Desktop environments could greatly increase usability, not only for AppImages, but also for any other kind of “side-loaded” applications that are not being installed. Just see how a desktop environments handles double-clicking on an executable file that is missing the executable bit. Some are doing a great job in this regard, like Deepin Linux. Stuff tends to “just work” there as it should.
Finally, I am currently working on a new set of tools written in Go which I hope will greatly simplify, and make yet more enjoyable, the production and consumption of AppImages. My goal here is to make things less complex for users, remove the need for configuration, make things “just work”, like on the early Macintoshes. Are there any Go developers out here interested to join the effort?
It’s FOSS: I can see there is a website that lists available AppImage applications. Do you have plans to integrate it with other software managers on Linux or create a software manager for AppImage?
Simon: appimage.github.io lists AppImages that have passed my compatibility tests on the oldest still-supported Ubuntu LTS release. Projects creating app stores or software managers are free to use this data. Myself, I am not much interested in those things as I always download AppImages right from the respective project’s download pages.
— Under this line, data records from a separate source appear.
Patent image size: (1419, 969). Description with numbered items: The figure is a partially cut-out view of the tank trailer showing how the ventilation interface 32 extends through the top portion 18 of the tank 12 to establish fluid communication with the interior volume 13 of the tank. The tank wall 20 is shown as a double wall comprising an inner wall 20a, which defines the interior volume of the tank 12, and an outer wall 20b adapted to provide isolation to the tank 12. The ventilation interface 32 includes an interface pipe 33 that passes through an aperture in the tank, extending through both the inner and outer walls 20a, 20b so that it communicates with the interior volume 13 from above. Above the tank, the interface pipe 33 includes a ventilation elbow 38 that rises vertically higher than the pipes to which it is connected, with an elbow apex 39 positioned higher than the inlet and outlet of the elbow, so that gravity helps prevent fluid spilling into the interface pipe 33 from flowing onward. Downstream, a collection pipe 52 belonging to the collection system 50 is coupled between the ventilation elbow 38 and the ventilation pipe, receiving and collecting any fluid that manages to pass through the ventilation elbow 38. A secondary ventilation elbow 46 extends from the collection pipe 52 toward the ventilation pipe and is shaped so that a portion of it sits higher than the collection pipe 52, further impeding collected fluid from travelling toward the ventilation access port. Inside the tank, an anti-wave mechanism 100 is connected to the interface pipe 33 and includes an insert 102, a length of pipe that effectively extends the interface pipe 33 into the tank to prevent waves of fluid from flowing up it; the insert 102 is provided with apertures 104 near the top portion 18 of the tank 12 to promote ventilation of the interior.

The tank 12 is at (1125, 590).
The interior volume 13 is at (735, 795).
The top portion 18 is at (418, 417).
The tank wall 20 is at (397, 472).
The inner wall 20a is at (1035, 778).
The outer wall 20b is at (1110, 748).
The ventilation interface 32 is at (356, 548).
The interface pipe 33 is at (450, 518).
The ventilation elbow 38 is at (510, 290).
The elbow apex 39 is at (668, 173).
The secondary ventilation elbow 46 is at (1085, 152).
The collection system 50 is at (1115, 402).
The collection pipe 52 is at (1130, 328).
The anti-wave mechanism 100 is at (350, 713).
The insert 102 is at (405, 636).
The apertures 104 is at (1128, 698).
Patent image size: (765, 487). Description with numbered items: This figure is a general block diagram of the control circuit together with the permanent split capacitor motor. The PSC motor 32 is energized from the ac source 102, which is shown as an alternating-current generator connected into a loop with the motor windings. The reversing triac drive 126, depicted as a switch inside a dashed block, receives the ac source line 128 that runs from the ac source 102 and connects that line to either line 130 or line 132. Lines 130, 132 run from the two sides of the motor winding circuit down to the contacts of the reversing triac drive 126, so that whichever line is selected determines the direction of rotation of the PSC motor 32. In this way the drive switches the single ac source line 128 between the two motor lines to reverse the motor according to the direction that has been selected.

My typical AppImage discovery goes like this:
- Read on Twitter that PrusaSlicer has this cool new feature
- Go to the PrusaSlicer GitHub project and read the release notes there
- While there, download the AppImage and have it running a few seconds later
So for me personally, I have no need for app centers and app stores, but if people like them, they are free to put AppImages in there. I just never felt the need…
It’s FOSS: What plans do you have for AppImage in future (new features that you plan to add)?
Simon: Simplify things even more, remove configuration options, make things “just work”. Reduce the number of GitHub projects needed to get the core AppImage experience for producing and consuming AppImages, including aspects like binary delta updates, sandboxing, etc. Improve usability.
It’s FOSS: Does AppImage project makes money? What kind of support (if any) do you seek from the end users?
Simon: No, AppImage makes no money whatsoever.
I’ll just request the readers to spread the word. Tell your favorite application’s authors that you’d like to see an AppImage, and why.
Team It’s FOSS congratulates Simon for his hard work. Please feel free to convey any message and queries to him in the comment section.